Siemens' ultimate goal is not to deploy an army of plastic-spraying 3-D-printing robots. SISPIs are a proof of concept demonstrating that a flexible, autonomous robot team is possible—an idea first proposed by Siemens engineer Sinan Bank in 2014. "We wanted to do it as quick and dirty and fast as possible," says Dalloro. In a video showing one of the robots in action, the bot stomps around tentatively like a newborn foal still finding its (six) legs. "This is the first step for us," Dalloro says, calling the overall project a moonshot. "This allows us to accelerate and develop a variety of different technologies in multiple disciplines at the same time," he says.
One challenge, obvious from the prototype, is to make the robots more graceful. Bank and Dalloro will use machine learning to analyze how the robots move and figure out better ways to do it. Not all future robots might move like spiders.
Siemens is also figuring out how the robots should navigate. These bots currently use a visual method called PTAM (parallel tracking and mapping) that allows them to recognize and navigate a setting without requiring special markers to orient themselves. (The technology has also been used in augmented reality to map a landscape and superimpose virtual objects like cartoon characters on it.) In the future, the robots may also triangulate using radio beacons.Though the current robots are about the size of a microwave oven, the basic design can be scaled up to industrial size, says Dalloro. Robots that weld cars together one day, for instance, might reconfigure themselves later to weld steel cabinets. "For sure, we can see the applicability for a reconfigurable factory [with] more general-purpose manufacturing machines that can move around in an autonomous way," he says, "rather than very highly specialized and expensive space-confined machines."
The robots might not even be confined to a factory. Dalloro says that a contingent might go out to a harsh environment and build a base for future settlers by printing with concrete instead of plastic. Continuing the moonshot metaphor, I ask him if this base might be on another world. "That would be even more exciting," he says with a laugh, adding that the scenario is way beyond what he's currently envisioning (though not out of the question).
Dalloro and Bank aren't really sure exactly where the technology will go, and they don't see that as a problem.
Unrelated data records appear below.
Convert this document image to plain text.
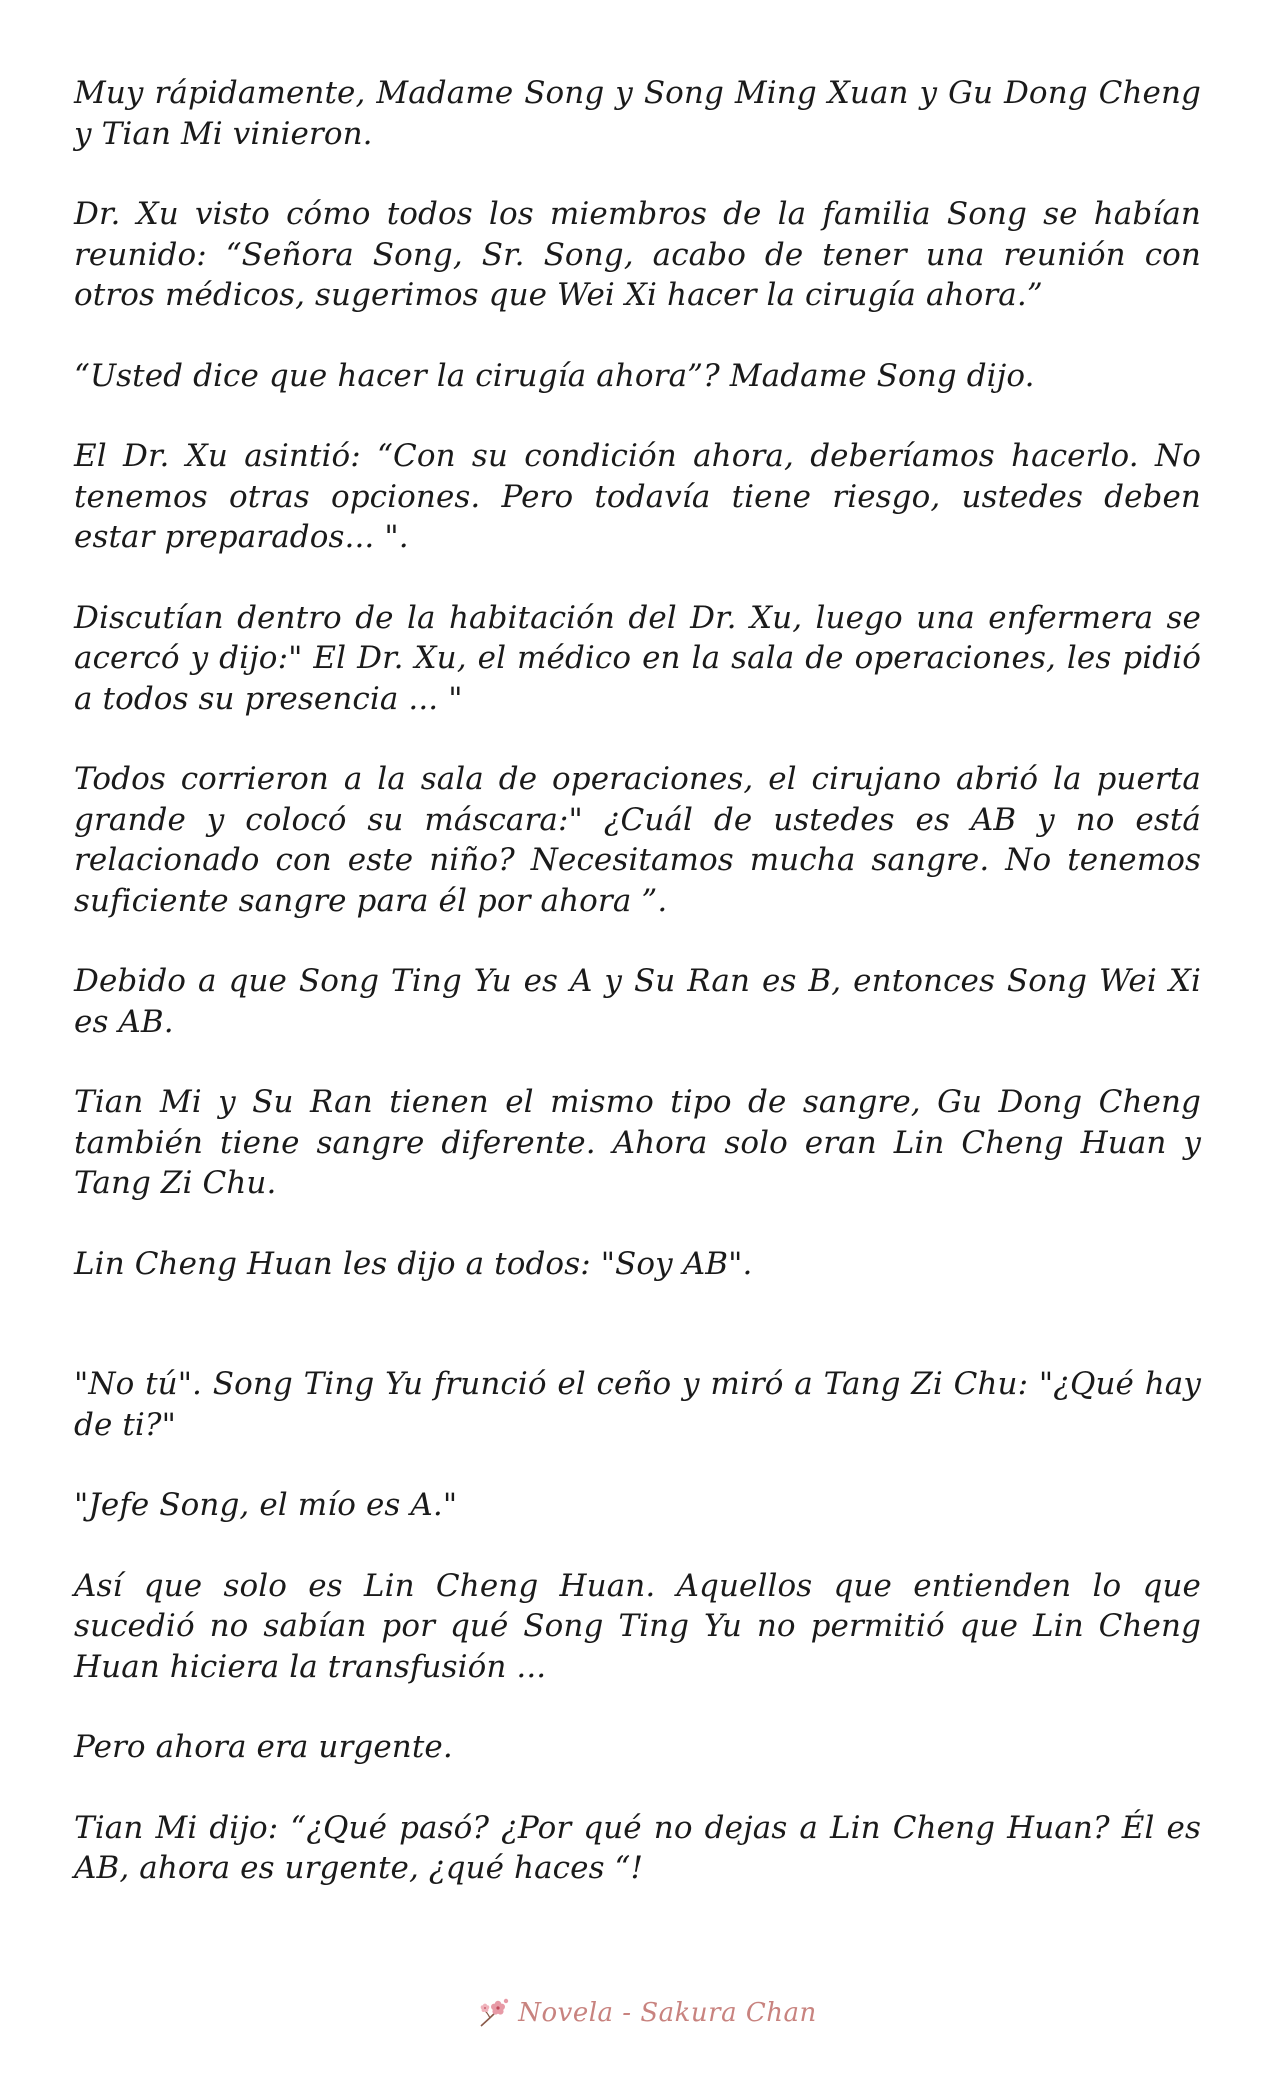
Muy rápidamente, Madame Song y Song Ming Xuan y Gu Dong Cheng y Tian Mi vinieron.

Dr. Xu visto cómo todos los miembros de la familia Song se habían reunido: “Señora Song, Sr. Song, acabo de tener una reunión con otros médicos, sugerimos que Wei Xi hacer la cirugía ahora.”

“Usted dice que hacer la cirugía ahora”? Madame Song dijo.

El Dr. Xu asintió: “Con su condición ahora, deberíamos hacerlo. No tenemos otras opciones. Pero todavía tiene riesgo, ustedes deben estar preparados... ".

Discutían dentro de la habitación del Dr. Xu, luego una enfermera se acercó y dijo:" El Dr. Xu, el médico en la sala de operaciones, les pidió a todos su presencia ... "

Todos corrieron a la sala de operaciones, el cirujano abrió la puerta grande y colocó su máscara:" ¿Cuál de ustedes es AB y no está relacionado con este niño? Necesitamos mucha sangre. No tenemos suficiente sangre para él por ahora ”.

Debido a que Song Ting Yu es A y Su Ran es B, entonces Song Wei Xi es AB.

Tian Mi y Su Ran tienen el mismo tipo de sangre, Gu Dong Cheng también tiene sangre diferente. Ahora solo eran Lin Cheng Huan y Tang Zi Chu.

Lin Cheng Huan les dijo a todos: "Soy AB".

"No tú". Song Ting Yu frunció el ceño y miró a Tang Zi Chu: "¿Qué hay de ti?"

"Jefe Song, el mío es A."

Así que solo es Lin Cheng Huan. Aquellos que entienden lo que sucedió no sabían por qué Song Ting Yu no permitió que Lin Cheng Huan hiciera la transfusión ...

Pero ahora era urgente.

Tian Mi dijo: “¿Qué pasó? ¿Por qué no dejas a Lin Cheng Huan? Él es AB, ahora es urgente, ¿qué haces “!

Novela - Sakura Chan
SISPIs grew out of the Siemens Seed Fund—a kind of skunkworks, established in 2012, that funds ideas by its scientists and engineers that are not connected to any products the company is currently working on. Dalloro aspirationally likens it to the U.S. military's Defense Advanced Research Projects Agency (DARPA). A better comparison might be a mini version of other free-ranging company labs such as Microsoft Research.

"I don't know what the next version will look like," says Dalloro. "But I can tell you that there will be a next version. That's for sure."